There are six phases of the Orlando plan, essentially starting with voluntary workouts, progressing to reporting to the practice facility in Los Angeles, undergoing coronavirus testing, and then traveling to Orlando. Contact with players from other teams is discouraged until the exhibition games during Phase 5. That is followed by Phase 6, the actual resumption of the season.

I was intrigued by one unique detail about how to encourage physical distancing:

“Players will have the option to wear a proximity alarm that will notify a player if he spends more than 5 seconds within 6 feet of another person on campus who is also wearing an alarm.”

Part of me is convinced that Kawhi Leonard already possesses this capability innately.

LA Clippers v Toronto Raptors
Kawhi Leonard will be spending a lot of time in the same vicinity as his former Raptors teammates.
Photo by Ron Turenne/NBAE via Getty Images

The Clippers will be staying at the Grand Destino Tower along with the other teams with the best eight records in the NBA: the Bucks, the Lakers, the Raptors, the Celtics, the Nuggets, the Jazz, and the Heat. This is relevant because each team will take part in three exhibition games during the last week of training camp (July 22 to July 29), but only against the teams staying in the same hotel. Players are also encouraged to not have interactions with individuals outside of their hotel until games begin.

Teams can have their own private chefs and arrange for food to be delivered from outside the NBA campus, but Disney will provide each team its own chefs to curate a specific menu.

The league has is also going to great lengths to ensure the comfort and and entertainment of its players, starting with self-care.

Teams will also be able to go golfing, bowling, and fishing, which appeals directly to Doc Rivers, Lou Williams, and Paul George. Perhaps more importantly, at least for the viewing public’s entertainment purposes, players are allowed to attend other games. Given that there will be no fans in attendance in Orlando, this will begin to create some sort of crowd noise for the broadcast and should be a delight to watch.

The aim is clearly to prevent personnel from leaving the campus at all in order to avoid introducing the virus into the bubble. Consequently, the penalties for stepping foot off campus are harsh, including missed games and lost paychecks.

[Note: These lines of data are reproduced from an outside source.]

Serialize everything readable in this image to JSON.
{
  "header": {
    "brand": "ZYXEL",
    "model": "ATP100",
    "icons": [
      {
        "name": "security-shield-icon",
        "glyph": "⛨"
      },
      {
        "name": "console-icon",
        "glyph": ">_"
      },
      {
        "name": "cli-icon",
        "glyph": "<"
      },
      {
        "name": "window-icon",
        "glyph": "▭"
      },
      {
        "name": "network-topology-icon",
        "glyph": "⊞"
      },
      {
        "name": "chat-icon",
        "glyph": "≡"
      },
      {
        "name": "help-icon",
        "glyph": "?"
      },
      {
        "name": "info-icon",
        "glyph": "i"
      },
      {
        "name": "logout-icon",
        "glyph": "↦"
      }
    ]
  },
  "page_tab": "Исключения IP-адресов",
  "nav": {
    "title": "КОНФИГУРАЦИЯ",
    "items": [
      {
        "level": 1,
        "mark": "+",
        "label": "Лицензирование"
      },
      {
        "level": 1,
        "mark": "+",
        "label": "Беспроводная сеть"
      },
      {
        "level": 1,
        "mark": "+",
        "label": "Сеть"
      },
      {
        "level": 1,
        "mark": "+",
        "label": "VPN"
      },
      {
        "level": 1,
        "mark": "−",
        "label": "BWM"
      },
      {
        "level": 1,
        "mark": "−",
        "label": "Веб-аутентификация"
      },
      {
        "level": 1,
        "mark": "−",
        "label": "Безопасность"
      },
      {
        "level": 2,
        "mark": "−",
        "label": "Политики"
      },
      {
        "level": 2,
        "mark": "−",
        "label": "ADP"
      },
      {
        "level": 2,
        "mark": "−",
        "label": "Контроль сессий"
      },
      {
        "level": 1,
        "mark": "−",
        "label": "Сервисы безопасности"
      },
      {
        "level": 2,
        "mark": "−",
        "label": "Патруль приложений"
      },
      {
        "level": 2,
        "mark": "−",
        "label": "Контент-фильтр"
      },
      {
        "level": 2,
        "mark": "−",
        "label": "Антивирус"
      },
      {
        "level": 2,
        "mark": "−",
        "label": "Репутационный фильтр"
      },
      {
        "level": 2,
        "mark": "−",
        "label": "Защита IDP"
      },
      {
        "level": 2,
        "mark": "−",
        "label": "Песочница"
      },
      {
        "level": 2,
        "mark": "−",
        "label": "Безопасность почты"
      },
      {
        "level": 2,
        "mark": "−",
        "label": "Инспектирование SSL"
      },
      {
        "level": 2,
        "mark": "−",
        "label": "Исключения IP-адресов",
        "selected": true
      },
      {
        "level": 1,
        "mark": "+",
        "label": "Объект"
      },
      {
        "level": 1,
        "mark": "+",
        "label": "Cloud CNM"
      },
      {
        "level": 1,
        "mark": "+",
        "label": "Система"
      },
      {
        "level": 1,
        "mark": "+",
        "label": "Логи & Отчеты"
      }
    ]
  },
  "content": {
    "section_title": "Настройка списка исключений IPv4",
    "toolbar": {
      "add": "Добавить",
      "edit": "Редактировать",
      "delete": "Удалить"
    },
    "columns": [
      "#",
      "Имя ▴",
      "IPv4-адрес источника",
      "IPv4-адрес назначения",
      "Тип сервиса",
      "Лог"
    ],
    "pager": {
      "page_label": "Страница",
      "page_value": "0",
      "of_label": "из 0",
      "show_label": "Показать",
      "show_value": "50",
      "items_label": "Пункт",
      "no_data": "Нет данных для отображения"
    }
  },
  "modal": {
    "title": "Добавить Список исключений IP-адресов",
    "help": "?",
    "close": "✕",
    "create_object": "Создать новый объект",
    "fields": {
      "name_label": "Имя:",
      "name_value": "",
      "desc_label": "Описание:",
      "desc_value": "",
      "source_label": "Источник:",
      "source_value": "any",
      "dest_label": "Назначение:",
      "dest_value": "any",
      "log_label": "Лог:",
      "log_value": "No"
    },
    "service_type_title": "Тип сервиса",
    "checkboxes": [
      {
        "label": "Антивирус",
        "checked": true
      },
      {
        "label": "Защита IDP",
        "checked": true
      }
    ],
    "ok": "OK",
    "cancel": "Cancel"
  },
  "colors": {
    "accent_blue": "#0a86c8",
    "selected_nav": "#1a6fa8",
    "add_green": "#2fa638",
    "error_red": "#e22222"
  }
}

There are numerous other details regarding testing/quarantining procedures and general health protocols (including mandatory face mask usage) that are worth looking into further. The Athletic also released the team schedules and a glimpse at the facilities. But the part that may appeal most to the Clippers is the reduced media availability.

Even with all of the amenities available to the players at the Orlando campus, the fact remains that they are being asked to stay in an enclosed environment for up to three months. Their families aren’t allowed to come until early in September, and they too will be subject to strict constraints. It’s an awkward situation, compounded by the fact that the rest of the country continues to live through a pandemic and social protests. Nothing about this is normal.

The least the NBA can do is provide a comprehensive plan that takes into account the players’ concerns and needs. The league needs to make the players happy and comfortable, and it seems like they are pulling out all the stops, while still prioritizing safety as best as possible.

The league is also taking note of the growing group of players who believe the NBA needs to better use its platform to advocate for racial justice. The threat of a significant number of players sitting out is likely overstated, but that doesn’t mean their message will go unheard.

It’s easy to get lost in the minutiae of the NBA’s plan, particularly when so much Disney-related silliness is involved. But this is a serious undertaking involving hundreds of people, and the level of preparedness has to reflect that. Now we wait to see if the players are on board.